Asylbewerber bedroht Angestellte
Die Polizei nahm den 33-Jährigen vorläufig fest.

Wie die Polizei am Donnerstag mitteilte, wollte er am vergangenen Samstag in einem Getränkemarkt an der Friedrichsdorfer Straße in Avenwedde-Bahnhof gegen 12.40 Uhr zwei Dosen Bier stehlen. Dabei beobachtete ihn ein Mitarbeiter des Markts. Nachdem der Verdächtige den Markt verlassen hatte, sprach ihn der Angestellte vor dem Gebäude auf den Diebstahl an. Ein zweiter Mitarbeiter kam hinzu. Trotzdem ging der Asylbewerber nach Schilderung im Polizeibericht unbeirrt weiter.

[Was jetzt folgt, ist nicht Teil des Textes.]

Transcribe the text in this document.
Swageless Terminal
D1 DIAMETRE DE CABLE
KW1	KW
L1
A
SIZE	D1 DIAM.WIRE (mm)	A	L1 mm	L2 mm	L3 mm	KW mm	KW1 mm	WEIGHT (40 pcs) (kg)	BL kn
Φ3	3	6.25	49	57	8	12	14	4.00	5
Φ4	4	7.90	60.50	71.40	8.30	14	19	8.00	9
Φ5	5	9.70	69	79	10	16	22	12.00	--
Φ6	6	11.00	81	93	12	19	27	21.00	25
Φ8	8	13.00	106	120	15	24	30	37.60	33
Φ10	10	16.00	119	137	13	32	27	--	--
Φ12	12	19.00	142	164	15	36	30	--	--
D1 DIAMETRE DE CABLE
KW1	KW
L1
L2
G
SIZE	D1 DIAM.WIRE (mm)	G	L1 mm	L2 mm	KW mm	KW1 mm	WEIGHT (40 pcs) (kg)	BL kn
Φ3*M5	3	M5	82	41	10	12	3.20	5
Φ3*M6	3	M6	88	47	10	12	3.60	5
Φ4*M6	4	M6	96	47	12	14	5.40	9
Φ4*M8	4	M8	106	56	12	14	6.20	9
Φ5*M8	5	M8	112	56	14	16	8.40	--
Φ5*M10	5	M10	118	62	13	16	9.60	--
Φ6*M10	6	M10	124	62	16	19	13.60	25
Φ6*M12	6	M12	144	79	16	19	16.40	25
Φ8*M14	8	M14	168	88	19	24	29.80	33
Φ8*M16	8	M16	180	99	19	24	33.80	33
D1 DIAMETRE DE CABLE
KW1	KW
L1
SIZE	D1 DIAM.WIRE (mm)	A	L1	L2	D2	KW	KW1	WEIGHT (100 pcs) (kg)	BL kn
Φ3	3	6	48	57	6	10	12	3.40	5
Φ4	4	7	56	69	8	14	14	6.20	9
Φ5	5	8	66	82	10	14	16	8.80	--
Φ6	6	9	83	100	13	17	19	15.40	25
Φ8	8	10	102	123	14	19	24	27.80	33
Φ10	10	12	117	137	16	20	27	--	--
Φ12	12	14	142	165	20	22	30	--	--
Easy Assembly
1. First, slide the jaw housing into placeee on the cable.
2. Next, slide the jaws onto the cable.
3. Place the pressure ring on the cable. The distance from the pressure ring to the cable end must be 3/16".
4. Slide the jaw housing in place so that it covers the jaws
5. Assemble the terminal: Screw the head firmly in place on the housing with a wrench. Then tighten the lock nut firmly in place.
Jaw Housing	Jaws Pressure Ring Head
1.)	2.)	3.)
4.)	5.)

Als die Angestellten den 33-Jährigen schließlich aufforderten, in dessen Rucksack sehen zu dürfen, öffnete er ihn und nahm eine Bierflasche heraus, die laut Polizei nicht aus dem Geschäft stammte. „Diese Flasche zerschlug der Beschuldigte an einem Zaunpfahl und ging damit in bedrohlicher Art und Weise auf die beiden Mitarbeiter des Einkaufsmarktes zu“, heißt es im Polizeibericht. Anschließend habe der Mann seinen Weg fortgesetzt.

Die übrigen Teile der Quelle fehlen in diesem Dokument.